We will use Postman to request an access token to our web API app using the client credentials grant flow. This technique is demonstrated in this post.

Client ID is the application ID of the client app. Client Secret is the secret created above for the client app. For scope, use web API’s “<Application ID URI>/.default” (for example https://contoso.onmicrosoft.com/TodoListService/.default). The Application ID URI will show up in the access token’s ‘aud’ claim.

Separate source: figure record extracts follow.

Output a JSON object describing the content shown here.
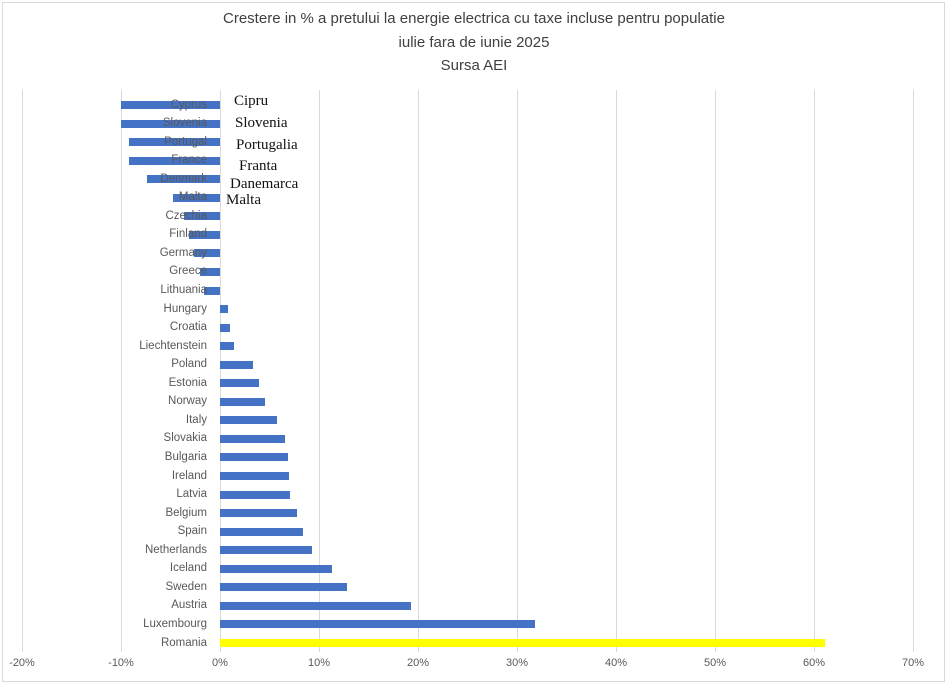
{
  "title": {
    "line1": "Crestere in % a pretului la energie electrica cu taxe incluse pentru populatie",
    "line2": "iulie fara de iunie 2025",
    "line3": "Sursa AEI"
  },
  "annotation": {
    "lines": [
      "Cipru",
      "Slovenia",
      "Portugalia",
      "Franta",
      "Danemarca",
      "Malta"
    ]
  },
  "chart_data": {
    "type": "bar",
    "orientation": "horizontal",
    "title": "Crestere in % a pretului la energie electrica cu taxe incluse pentru populatie iulie fara de iunie 2025 Sursa AEI",
    "categories": [
      "Cyprus",
      "Slovenia",
      "Portugal",
      "France",
      "Denmark",
      "Malta",
      "Czechia",
      "Finland",
      "Germany",
      "Greece",
      "Lithuania",
      "Hungary",
      "Croatia",
      "Liechtenstein",
      "Poland",
      "Estonia",
      "Norway",
      "Italy",
      "Slovakia",
      "Bulgaria",
      "Ireland",
      "Latvia",
      "Belgium",
      "Spain",
      "Netherlands",
      "Iceland",
      "Sweden",
      "Austria",
      "Luxembourg",
      "Romania"
    ],
    "values": [
      -10.0,
      -10.0,
      -9.2,
      -9.2,
      -7.4,
      -4.7,
      -3.6,
      -3.1,
      -2.6,
      -2.0,
      -1.6,
      0.8,
      1.0,
      1.4,
      3.3,
      3.9,
      4.5,
      5.8,
      6.6,
      6.9,
      7.0,
      7.1,
      7.8,
      8.4,
      9.3,
      11.3,
      12.8,
      19.3,
      31.8,
      61.1
    ],
    "unit": "%",
    "xlim": [
      -20,
      70
    ],
    "x_tick_step": 10,
    "x_tick_labels": [
      "-20%",
      "-10%",
      "0%",
      "10%",
      "20%",
      "30%",
      "40%",
      "50%",
      "60%",
      "70%"
    ],
    "grid": true,
    "legend": false,
    "bar_color": "#4472C4",
    "highlight_category": "Romania",
    "highlight_color": "#FFFF00"
  }
}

Using that access token we should be able to call our web API successfully:

7 Thoughts to “Walkthrough: How to protect an ASP.NET Core Web API application with Azure AD”

  1. John Peters

    What if the application is not MVC just Angular front end and a C# backend?

  2. michael j hockstein

    At the top of the article under “Web API” you said to “Take note of the Application ID as you will need it later for the web API app”. I don’t see anywhere you use this ID. Where is it supposed to be used?

    1. Bac Hoang [MSFT]

      Thanks Michael. I added a comment in the code to make this clearer. The Web API Application ID can be used in the Audience field of the Token Validation parameter.

  3. Francisco Perez

    Can you help me the same example but with Password-Credentials?

    1. Bac Hoang [MSFT]

      Are you referring to the Password Credentials option in Postman? If so it seems like the only 2 extra parameters you need to provide is a username (this needs to be a UserPrincipalName (UPN) for a managed/cloud account) and a password for that account.

  4. Bogdan

    I have a frontend as SPA and backend API. The first one is doing sign-in and the last one is validating it. Then return some results.

    I’m trying to do as you described in the article but receiving 401. After some investigation, I figured out that error regarding – The signature is invalid.
    So the main issue I can validate the token which was issued by my client App registration.
    Could you please help me with this.

    1. Bac Hoang [MSFT]

      Take a look at the following blog to see if it helps. If you still have not been able to figure it out, please open a support case with us.